In your leader on abortion (Change the law to make abortion easier, 01 November 2007) you suggest that we should not expect "to hear objective scientific truth" from the report not least because of the behaviour of doctors active within the Christian Medical Fellowship not revealing their links when submitting evidence, and for one of them not even doing so when asked. You regret that all were called as witnesses but this is not the case. While it is true that one witness was called in an "expert" session in ignorance of his lack of expertise and of his links to campaigning groups, this was brought to our attention by the time the report was written and the Committee has issued a report which we believe is grounded in strong scientific and research evidence.

It has been viciously attacked by the anti-abortion lobby - perhaps because it concludes that scientific evidence does not support a reduction in the 24 week upper time limit for legal abortion -  using a mixture of conspiracy theory and pseudo-science, which is a testimony to its rationality.

gnuneo
06 November 2007 at 13:15

well spoken, on both articles.

and mattclifton/pauline gateley - there are *extremely* good reasons why public figures who have decision making or highly influential advisory positions are asked if they have interests in these issues - it is called openness and accountability.

how would you like it if it were revealed that there were 6 doctors upon this panel who all had significant shares in private abortion clinics, but did not consider that revealing this was "in the public interest"?

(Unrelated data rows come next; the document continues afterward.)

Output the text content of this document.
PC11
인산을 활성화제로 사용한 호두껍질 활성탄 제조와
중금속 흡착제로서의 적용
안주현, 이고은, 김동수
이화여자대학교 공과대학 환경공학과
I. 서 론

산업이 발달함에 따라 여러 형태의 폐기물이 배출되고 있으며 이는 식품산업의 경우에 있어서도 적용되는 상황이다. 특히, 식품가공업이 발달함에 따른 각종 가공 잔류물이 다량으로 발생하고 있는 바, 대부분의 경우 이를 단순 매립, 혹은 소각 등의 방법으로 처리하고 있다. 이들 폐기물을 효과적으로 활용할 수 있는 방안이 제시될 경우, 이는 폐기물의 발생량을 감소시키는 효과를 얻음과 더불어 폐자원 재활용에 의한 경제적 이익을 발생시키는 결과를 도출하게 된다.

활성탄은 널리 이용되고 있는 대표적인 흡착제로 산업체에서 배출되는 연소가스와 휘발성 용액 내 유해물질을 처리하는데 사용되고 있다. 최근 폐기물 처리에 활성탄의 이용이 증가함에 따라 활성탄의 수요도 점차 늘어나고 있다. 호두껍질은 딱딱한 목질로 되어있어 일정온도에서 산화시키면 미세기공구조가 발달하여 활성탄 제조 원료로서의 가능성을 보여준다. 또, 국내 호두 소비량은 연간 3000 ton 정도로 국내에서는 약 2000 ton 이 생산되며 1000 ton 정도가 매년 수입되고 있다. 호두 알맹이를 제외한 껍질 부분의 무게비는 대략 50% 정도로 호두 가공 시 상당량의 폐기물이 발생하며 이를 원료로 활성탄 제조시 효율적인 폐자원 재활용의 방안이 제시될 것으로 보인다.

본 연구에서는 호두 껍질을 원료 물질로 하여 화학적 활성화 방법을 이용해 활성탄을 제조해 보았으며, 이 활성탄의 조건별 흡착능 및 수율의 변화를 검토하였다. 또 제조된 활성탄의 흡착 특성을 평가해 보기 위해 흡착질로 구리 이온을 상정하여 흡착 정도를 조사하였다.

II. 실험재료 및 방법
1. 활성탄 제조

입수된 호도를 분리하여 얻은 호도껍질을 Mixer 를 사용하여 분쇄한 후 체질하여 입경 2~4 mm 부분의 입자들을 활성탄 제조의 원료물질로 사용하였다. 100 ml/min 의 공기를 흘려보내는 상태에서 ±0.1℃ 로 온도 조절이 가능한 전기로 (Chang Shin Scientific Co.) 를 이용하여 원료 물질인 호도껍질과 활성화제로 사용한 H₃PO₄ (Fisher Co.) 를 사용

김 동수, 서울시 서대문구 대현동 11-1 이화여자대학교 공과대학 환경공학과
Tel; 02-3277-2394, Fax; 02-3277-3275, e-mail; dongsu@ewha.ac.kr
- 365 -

i suspect the words "corruption" and "bias" would be streaming from your pens like diarrhoea from a 'delhi-belly' patient.

Peter Saunders
06 November 2007 at 16:42

Pauline Gately has already referred to the rebuttal on the CMF website of these allegations.

See http://www.cmf.org.uk/press_release/?id=93

With respect to bias of witnesses originally 16 oral witnesses were called - of whom 13 were wanting to liberalise the current abortion law. After complaints two more who favoured a more restrictive law were called making it 13 to 5.

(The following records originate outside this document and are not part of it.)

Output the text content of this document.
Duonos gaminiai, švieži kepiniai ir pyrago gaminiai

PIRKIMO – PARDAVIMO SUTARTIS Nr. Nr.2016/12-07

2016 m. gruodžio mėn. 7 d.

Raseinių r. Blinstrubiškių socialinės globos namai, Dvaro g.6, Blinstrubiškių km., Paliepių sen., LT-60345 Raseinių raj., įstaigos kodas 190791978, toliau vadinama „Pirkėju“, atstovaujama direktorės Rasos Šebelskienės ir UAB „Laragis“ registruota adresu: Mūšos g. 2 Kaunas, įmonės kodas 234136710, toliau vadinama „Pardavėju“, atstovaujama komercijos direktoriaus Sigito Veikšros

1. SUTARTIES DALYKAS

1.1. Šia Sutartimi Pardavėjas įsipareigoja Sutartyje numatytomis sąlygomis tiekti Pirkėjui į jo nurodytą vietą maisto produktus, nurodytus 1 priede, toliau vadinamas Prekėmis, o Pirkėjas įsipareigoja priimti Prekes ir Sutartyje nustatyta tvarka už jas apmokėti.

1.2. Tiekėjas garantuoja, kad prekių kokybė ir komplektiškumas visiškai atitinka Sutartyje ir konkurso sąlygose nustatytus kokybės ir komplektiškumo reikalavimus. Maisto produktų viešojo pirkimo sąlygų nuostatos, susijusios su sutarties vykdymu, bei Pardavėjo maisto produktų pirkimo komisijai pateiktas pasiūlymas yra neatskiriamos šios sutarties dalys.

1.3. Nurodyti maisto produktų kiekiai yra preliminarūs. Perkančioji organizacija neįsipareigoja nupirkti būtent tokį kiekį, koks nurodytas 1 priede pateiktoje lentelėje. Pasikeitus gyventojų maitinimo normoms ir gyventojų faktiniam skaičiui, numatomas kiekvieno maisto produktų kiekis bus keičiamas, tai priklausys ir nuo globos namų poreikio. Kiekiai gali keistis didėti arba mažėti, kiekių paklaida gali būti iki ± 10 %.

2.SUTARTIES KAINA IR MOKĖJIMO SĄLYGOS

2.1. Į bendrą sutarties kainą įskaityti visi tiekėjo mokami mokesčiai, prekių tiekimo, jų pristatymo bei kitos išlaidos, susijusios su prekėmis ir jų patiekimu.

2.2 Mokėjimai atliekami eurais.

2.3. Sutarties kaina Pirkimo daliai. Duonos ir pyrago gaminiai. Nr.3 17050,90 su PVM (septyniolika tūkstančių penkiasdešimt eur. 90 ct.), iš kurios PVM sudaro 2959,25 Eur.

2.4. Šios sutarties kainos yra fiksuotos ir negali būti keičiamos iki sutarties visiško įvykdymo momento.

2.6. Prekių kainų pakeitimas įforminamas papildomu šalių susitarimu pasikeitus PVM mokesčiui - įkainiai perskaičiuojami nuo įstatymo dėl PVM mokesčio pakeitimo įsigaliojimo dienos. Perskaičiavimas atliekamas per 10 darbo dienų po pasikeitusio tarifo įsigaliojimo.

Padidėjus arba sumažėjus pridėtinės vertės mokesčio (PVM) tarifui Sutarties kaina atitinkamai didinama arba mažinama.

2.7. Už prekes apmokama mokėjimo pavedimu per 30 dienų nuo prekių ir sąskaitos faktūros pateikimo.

Of these 13 virtually all were either working in the abortion industry or were known pro-choice activists.

Most of these did not declare any vested interest when they made their submissions. Vincent Argent declared himself as a past medical director of BPAS only when asked. Sam Rowlands, until recently clinical director of BPAS, never declared this even when asked but put himself down simply as Visiting Senior Lecturer at Warwick Medical School. Stuart Derbyshire failed to reveal his close links with the BPAS and strong pro-abortion sympathies, and pretended that his views on fetal pain were held by all neurobiologists when this was patently not true as the Anand cover-up has revealed.

Evan Harris, who effectively rewrote the committee report, putting down 126 amendments to the chairman's draft, some more than a page long, did not reveal that his partner was working in the press office of the BPAS.

It was also not revelealed that the two people used to rebut Casey, and whose evidence was privately submitted and never published in the report (Henry David and Margaret Oates), were both prochoice activists.

Overall written submissions were evenly prochoice and prolife, but those giving oral submissions, advising the committee, or providing written rebuttals behind the scenes were in vast majority prochoice. The report not surprisingly reflected that bias.

The rumor of a prolife conspiracy is Evan Harris spin.